馬鹿の一つ覚えのように『インデックスファンド』。本当にそれでいいと思いますか?

『流行りは廃れる』これ常識。

最近、今まで投資をしたことのない人でさえ、「投資を始めるならインデックスファンドがいい」と言う人が増えている。

FPなど投資やお金の話をする専門家でも、馬鹿の一つ覚えのように「インデックスファンドに投資をしよう」とおすすめしている。

なんでもかんでもインデックス。これって、なんかおかしくないだろうか?


金融の世界では、「流行りは、いつか廃れる」ということを何度も繰り返してきた。

なぜそうなるのか。

金融の世界で「流行る」ということは、それを買う人が増えるという事。

ひとつのものをみんなで買い始めるという事は、それが割高になることを意味します。

そしていつか、割高になったものは、崩れることになる。

「歪んだものはいつか是正される。」

天才投資家ジョージソロスの再帰性の話を思い出します。


平均回帰という言葉もある。

行ったり来たりをしながらも、結局は平均に戻っていく力が自然界には存在しているという事です。


インデックスファンドには流行りを超える力があるのだろうか?

金融の世界には、流行りはいつか廃れることになるという自然の力が働いている。

インデックスファンドも最終的には似たような結果になるのだろうか?

要はインデックスファンドがただの流行りで終わらなければいいわけです。


インデックスファンドの理屈の裏には、「効率的市場仮説」がある。

金融市場は、非常に効率的であり、すべての情報が瞬時に価格に反映されているため、一人の人間が市場を出し抜くようなことは不可能だと言われています。

または、サルがダーツをなげて当てた銘柄を買うのと、ファンドマネージャーが厳選して銘柄を買うのとで、パフォーマンスに違いはないという話もある。

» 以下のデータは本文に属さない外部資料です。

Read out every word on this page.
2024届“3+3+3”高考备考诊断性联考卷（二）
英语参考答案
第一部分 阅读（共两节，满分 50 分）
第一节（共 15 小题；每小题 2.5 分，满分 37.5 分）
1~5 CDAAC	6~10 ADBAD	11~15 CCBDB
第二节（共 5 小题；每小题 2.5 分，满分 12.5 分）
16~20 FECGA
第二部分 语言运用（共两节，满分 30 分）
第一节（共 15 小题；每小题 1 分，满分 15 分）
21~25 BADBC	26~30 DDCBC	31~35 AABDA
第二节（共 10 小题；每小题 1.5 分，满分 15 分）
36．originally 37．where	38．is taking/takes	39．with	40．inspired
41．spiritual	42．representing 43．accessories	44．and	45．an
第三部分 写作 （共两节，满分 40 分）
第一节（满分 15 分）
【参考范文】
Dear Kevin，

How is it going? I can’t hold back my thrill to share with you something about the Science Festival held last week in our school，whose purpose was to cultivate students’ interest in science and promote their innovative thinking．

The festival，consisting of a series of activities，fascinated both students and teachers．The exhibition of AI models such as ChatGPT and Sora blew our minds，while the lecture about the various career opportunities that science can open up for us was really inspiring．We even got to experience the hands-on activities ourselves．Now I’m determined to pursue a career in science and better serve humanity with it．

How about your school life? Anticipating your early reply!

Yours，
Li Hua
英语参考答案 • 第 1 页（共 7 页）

市場が「効率的市場仮説」の言うように「効率的」なのであれば、銘柄選択などすることなく、市場全体をまんべんなく買ってしまった方がいい。

つまり、インデックスファンドを買って、平均的なパフォーマンスを目指せばいいというわけです。

たしかにその通りだと思える節は多々あります。


しかし、みんながみんなインデックスファンドばかり買ってしまったら、市場はどうなるのだろうか?

実は、市場が効率的であるためには、人より儲けよう、市場を出し抜こうと考える人の存在が必要になってきます。

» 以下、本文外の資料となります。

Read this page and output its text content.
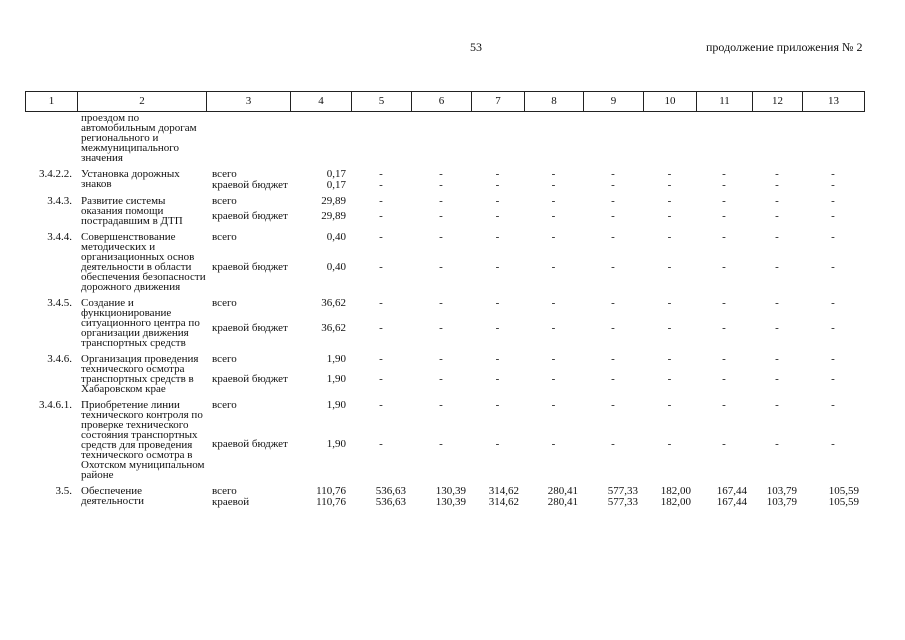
53	продолжение приложения № 2
1	2	3	4	5	6	7	8	9	10	11	12	13
	проездом по автомобильным дорогам регионального и межмуниципального значения											

3.4.2.2.	Установка дорожных знаков	всего	0,17	-	-	-	-	-	-	-	-	-
		краевой бюджет	0,17	-	-	-	-	-	-	-	-	-

3.4.3.	Развитие системы оказания помощи пострадавшим в ДТП	всего	29,89	-	-	-	-	-	-	-	-	-
		краевой бюджет	29,89	-	-	-	-	-	-	-	-	-

3.4.4.	Совершенствование методических и организационных основ деятельности в области обеспечения безопасности дорожного движения	всего	0,40	-	-	-	-	-	-	-	-	-
		краевой бюджет	0,40	-	-	-	-	-	-	-	-	-

3.4.5.	Создание и функционирование ситуационного центра по организации движения транспортных средств	всего	36,62	-	-	-	-	-	-	-	-	-
		краевой бюджет	36,62	-	-	-	-	-	-	-	-	-

3.4.6.	Организация проведения технического осмотра транспортных средств в Хабаровском крае	всего	1,90	-	-	-	-	-	-	-	-	-
		краевой бюджет	1,90	-	-	-	-	-	-	-	-	-

3.4.6.1.	Приобретение линии технического контроля по проверке технического состояния транспортных средств для проведения технического осмотра в Охотском муниципальном районе	всего	1,90	-	-	-	-	-	-	-	-	-
		краевой бюджет	1,90	-	-	-	-	-	-	-	-	-

3.5.	Обеспечение деятельности	всего	110,76	536,63	130,39	314,62	280,41	577,33	182,00	167,44	103,79	105,59
		краевой	110,76	536,63	130,39	314,62	280,41	577,33	182,00	167,44	103,79	105,59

良いもの悪いもの、安いもの高いもの、そういうものを目利きしながら売買する人がいるから、市場が適正な価格を提示できるようになっているわけです。

そこで矛盾が発生する。

インデックスファンドを買う人というのは、『目利きして売買している人の尻馬に乗っているだけ』ということを忘れてはいけない。

その人の乗っている馬が、もし同じインデックスファンドだったとしたら、効率的市場仮説は元も子もなくなってしまうわけです。

やはり、『流行りは廃れる運命』なのかもしれないと、最近強く感じるようになってきた。


最近の株式市場

ここ10年ぐらいインデックスファンドは、とても人気を集め、10年前の20%程度の割合から、今では3分の一強がインデックスファンドなどのパッシブ運用になってきていると言われています。

また、最近の株式市場の実感として、割高な銘柄と割安な銘柄の2極化が進んでいるとも感じています。

そして、市場に2極化が進んでしまっている背景には、銘柄を選別しないインデックスファンドばかりが買われていることも一つの要因となっているのではないかと思っています。


インデックスファンドを買うと、市場をそのまま買うことになるので、割高なって時価総額が大きくなっている銘柄は、たくさん買い、割安で時価総額が小さいものは少しだけ買うことになります。

それがインデックスファンドです。

はっきり言えば、もし市場全体に歪みが存在していると思っていたとしたら、インデックスファンドを買うことは、その歪みをそのまま買うことになるわけです。

「インデックスファンドがおすすめ」だというのなら、今の市場は健全なのかという事を考えなければいけないはずです。


結局のところ、堅実な投資を行うためには、流行りを追いかける「馬鹿の一つ覚え」ではダメなのではないかと思うのです。

『自分の頭で考える』。これが大切なのではないかと思うのです。

市場を健全なものにし、「効率的市場仮説」が効果を発揮し、インデックスファンドが有効になるためには、「自分の頭で考えられる人」が絶対に必要なのです。

だからこそ、投資をするなら『勉強してはじめてほしい』。

自分の頭で考え、流行を追うばかりではなく自分でどうしたらいいのかを判断し、投資ができるようになってほしいと思っています。

そのために、私たちはFPとして、『マネースクール』を開催し投資の原理原則を学ぶ機会を作っているわけです。